Statistics (and how axis numbering works)

There are a few statistical measures that can be efficiently made across an array including the mean(), std(), var() and their not-a-number-ignoring equivalents nanmean(), nanstd(), nanvar(). These can be computed along any array "axis" or for the entire array...

I was a little surprised with how Python's NumPy labeled the axes... for 2D arrays here's how it works:

>>> a = np.arange(4).reshape(2,2)
>>> a
array([[0, 1],
       [2, 3]])
>>> a.mean()  # Compute mean of entire array
1.5
>>> a.mean(0) # Mean of each column
array([ 1.,  2.])
>>> a.mean(1) # Mean of each row
array([ 0.5,  2.5])

Because we index the 2D array as array[row][col] it makes sense to me that the column-axis number is 0 and the row-axis number is 1.

For 3D arrays it works like this...

>>> b = np.arange(8).reshape(2,2,2)
>>> b
array([[[0, 1],
        [2, 3]],
       [[4, 5],
        [6, 7]]])
>>> b.mean()  # Compute mean of entire array
3.5
>>> b.mean(0) # Mean of each depth
array([[ 2.,  3.],
       [ 4.,  5.]])
>>> b.mean(1) # Mean of each column
array([[ 1.,  2.],
       [ 5.,  6.]])
>>> b.mean(2) # Mean of each row
array([[ 0.5,  2.5],
       [ 4.5,  6.5]])

Note: The call b.mean(xxx) is the same as b.mean(axis=xxx).

The 3D array above is indexed as [depth][row][col] as Python is row-major (i.e. fastest increasing index on the right).

I had expected that the axes would numbered from zero, zero being the fastest increasing index (i.e., col). The next fastest increasing index (i.e, row) is numbered 1 and so on. Therefore, in this case axis 0 would be column, axis 1 would be row and axis 2 would be depth.

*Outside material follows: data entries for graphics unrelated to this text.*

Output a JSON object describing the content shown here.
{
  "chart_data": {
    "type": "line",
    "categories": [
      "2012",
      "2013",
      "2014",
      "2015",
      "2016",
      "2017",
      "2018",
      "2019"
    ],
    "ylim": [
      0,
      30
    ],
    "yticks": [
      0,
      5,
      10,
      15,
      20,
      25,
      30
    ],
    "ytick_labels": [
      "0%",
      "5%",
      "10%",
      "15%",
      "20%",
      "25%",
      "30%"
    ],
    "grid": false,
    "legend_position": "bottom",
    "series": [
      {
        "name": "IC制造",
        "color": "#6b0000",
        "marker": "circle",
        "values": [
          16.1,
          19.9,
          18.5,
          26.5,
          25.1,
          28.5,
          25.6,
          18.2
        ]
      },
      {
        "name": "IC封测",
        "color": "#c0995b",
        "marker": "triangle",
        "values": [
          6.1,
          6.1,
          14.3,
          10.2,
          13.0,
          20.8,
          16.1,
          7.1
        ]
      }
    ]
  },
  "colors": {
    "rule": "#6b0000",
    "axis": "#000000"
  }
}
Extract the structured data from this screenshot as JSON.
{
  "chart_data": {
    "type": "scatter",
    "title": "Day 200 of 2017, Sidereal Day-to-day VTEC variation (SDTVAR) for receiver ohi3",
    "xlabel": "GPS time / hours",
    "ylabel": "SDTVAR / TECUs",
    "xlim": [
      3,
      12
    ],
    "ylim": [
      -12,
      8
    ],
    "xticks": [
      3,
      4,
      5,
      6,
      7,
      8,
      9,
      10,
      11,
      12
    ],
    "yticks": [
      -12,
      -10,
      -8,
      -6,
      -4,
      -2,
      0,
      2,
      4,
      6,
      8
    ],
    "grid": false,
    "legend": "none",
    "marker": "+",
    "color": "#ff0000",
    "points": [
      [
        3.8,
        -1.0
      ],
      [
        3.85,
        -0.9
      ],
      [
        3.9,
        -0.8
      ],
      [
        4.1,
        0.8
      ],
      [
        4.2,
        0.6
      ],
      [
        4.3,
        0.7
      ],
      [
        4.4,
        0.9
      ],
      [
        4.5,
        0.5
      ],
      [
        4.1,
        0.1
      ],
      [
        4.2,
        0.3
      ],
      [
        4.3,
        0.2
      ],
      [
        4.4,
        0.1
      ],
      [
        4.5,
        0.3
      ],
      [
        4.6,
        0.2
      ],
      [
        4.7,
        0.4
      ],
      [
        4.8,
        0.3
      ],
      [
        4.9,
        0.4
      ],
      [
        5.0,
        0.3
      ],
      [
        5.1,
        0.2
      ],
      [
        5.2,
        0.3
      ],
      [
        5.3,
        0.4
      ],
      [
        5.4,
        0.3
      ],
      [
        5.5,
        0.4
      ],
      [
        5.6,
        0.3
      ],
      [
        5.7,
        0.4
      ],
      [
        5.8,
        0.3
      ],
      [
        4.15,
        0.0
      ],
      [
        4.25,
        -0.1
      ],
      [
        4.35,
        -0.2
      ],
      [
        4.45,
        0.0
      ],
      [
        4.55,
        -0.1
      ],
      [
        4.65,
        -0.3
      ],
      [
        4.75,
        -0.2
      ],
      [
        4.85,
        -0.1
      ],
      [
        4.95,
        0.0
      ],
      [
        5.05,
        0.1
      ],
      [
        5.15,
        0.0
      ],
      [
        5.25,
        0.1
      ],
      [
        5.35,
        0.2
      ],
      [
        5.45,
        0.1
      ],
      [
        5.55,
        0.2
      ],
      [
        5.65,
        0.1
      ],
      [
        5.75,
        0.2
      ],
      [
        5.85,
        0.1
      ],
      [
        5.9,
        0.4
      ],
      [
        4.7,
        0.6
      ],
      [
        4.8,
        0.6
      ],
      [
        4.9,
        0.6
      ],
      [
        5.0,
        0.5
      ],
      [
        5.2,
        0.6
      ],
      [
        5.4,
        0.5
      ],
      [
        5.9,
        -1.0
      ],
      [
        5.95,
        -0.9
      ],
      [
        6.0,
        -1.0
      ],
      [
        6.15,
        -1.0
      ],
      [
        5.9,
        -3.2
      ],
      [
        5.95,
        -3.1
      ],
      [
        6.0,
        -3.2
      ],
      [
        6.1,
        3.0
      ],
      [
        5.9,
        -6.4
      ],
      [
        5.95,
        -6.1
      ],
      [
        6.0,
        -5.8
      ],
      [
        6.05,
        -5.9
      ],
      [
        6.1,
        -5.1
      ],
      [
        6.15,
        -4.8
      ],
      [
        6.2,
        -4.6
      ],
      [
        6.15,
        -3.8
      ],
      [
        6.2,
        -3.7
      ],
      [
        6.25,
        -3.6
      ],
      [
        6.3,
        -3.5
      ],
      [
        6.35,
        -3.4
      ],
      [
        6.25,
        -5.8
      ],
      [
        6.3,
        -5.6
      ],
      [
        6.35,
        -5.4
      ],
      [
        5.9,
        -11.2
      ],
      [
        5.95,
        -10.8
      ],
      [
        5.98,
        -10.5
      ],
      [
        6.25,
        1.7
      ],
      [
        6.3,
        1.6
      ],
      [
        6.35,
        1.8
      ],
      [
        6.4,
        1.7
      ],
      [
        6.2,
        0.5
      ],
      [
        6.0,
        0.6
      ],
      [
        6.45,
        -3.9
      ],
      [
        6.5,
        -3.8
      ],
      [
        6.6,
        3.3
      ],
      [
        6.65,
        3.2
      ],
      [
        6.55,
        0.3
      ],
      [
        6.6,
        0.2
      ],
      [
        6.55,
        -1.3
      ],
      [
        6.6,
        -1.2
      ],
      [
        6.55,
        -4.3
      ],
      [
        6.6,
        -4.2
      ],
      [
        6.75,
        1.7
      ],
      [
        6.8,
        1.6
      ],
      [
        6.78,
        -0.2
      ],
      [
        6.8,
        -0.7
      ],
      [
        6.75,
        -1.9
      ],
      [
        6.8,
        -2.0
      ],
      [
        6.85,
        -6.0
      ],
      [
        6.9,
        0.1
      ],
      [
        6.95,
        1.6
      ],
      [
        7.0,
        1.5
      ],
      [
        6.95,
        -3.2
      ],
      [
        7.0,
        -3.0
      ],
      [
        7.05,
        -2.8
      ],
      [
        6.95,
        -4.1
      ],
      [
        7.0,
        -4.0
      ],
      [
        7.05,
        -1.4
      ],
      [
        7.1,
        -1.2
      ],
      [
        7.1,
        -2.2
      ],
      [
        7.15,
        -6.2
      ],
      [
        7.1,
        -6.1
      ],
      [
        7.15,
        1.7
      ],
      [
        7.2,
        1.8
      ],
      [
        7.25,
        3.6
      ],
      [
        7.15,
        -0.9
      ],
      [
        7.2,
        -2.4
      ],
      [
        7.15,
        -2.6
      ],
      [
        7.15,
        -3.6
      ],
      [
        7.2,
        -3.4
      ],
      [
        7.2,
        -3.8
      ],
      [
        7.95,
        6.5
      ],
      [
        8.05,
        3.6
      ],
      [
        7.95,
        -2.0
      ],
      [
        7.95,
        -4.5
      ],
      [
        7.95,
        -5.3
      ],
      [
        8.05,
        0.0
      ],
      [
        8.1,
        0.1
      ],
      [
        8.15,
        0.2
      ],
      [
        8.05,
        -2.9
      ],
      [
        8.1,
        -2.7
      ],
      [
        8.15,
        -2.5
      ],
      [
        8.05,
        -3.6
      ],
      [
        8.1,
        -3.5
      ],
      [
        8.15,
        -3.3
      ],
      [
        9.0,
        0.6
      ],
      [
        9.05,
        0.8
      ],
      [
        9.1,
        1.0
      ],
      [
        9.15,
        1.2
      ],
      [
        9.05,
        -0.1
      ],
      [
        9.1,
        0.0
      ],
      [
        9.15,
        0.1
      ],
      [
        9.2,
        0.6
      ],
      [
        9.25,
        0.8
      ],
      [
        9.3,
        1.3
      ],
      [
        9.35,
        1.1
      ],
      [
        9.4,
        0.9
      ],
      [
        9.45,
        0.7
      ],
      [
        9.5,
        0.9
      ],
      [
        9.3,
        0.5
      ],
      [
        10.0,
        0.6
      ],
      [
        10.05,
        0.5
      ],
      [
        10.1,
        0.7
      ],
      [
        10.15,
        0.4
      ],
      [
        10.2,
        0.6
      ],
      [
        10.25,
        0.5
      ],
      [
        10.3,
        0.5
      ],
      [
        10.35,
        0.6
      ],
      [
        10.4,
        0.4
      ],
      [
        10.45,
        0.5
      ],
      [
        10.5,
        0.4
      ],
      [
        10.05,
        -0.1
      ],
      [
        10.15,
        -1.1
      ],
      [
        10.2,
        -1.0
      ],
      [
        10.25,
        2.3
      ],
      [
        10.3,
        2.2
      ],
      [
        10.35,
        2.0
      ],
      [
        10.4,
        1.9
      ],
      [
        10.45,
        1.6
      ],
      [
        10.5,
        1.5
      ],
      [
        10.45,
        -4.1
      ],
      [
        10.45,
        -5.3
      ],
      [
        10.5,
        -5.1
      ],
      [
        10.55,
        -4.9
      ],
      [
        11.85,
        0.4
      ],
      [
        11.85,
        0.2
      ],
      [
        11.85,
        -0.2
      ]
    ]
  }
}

This is not the case as we can see!! The actual numbering makes sense if we think of a 1D array as being only rows, so the row-axis would be labeled 0. Adding a dimension causes all other axis to have their label incremented by 1 and the new axis to be labeled zero. This is how the axis numbering really works and this is what is shown in the image above.

Thus, a 1D array has only rows so the row-axis is labeled 0. A 2D array has a new dimension, columns. So increment the row column label so that it is now labeled 1. The new dimension (axis), column, is now labeled 0. A 3D array adds yet another dimension, depth. So increment the labels of the existing axes so that row now becomes 2, column 1, and the new axis 0.